Interstates are long stretches of highway that typically travel through more than one state, and have a total of four or more lanes. Two of the lanes allow cars to go in one direction and the other two in the other direction. In metropolitan areas, these large highways can grow to sizes of six, eight or even ten lanes (three, four or five lanes per direction).
The Interstate System was conceived in 1956, when President Dwight D. Eisenhower signed the Federal Aid Highway Act, also known as the National Interstate and Defense Highways Act. This act appropriated $25 Billion towards the construction of approximately 41,000 miles of interstate around the country. One of the main objectives of the system, was that the United States needed to be able to rapidly respond to foreign threats if needed. The existing highways at the time simply did not allow for rapid movement of equipment, troops or supplies from coast to coast.
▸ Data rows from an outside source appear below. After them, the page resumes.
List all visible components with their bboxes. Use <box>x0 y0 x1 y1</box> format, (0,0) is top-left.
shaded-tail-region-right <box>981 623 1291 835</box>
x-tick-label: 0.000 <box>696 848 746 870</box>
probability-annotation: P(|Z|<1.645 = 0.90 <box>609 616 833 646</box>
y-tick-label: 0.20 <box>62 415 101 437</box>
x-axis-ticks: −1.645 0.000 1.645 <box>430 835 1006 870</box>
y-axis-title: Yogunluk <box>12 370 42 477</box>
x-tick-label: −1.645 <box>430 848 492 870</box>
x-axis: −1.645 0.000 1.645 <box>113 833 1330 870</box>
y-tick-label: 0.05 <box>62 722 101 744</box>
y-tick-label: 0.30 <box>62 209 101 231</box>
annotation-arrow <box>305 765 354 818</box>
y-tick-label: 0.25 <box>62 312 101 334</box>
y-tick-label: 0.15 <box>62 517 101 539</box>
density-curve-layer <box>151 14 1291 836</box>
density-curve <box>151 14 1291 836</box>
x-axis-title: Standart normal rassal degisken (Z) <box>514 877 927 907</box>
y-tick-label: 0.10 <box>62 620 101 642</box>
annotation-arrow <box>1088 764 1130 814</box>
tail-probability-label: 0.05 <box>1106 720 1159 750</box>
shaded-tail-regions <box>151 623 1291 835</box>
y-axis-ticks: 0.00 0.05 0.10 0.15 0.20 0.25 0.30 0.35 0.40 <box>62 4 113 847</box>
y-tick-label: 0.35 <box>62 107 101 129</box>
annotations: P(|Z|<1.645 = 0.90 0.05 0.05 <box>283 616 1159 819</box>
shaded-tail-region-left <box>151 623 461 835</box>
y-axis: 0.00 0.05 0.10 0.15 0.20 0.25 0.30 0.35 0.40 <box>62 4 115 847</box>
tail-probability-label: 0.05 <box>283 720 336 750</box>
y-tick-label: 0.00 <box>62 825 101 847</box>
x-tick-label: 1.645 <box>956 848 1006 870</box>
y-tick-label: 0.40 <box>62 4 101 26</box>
A naming and numbering system was created for these new highways as well. Each name would consist of the letter I followed by a dash and then a two-digit number. Large interstates traveling east to west would be given a two-digit number ending in zero, while those traveling north to south would be given a two-digit number ending in five. Some examples of the east to west names are I-10, I-20, I-40 and I-90. Examples of north to south names are I-5, I-15 and I-95.
Smaller interstates were built as well. Many of these were given two-digit numbers that ended in a seven or nine. In large, metropolitan areas, bypasses were required to circle or bend around the heavy traffic of the metropolitan areas' interiors. These bypasses were given three-digit numbers that typically ended with a five. One famous bypass is I-495 that circles around Washington, D.C., and is nicknamed "The Beltway".
Though many of the larger interstates have been completed, change is constant and new developments are always underway. A new project was just recently approved that will allow I-49 to be completed from Fort Smith to Kansas City. Another project currently in progress is called the I-4 Ultimate Highway, which will improve the road around Orlando and be completed by 2021.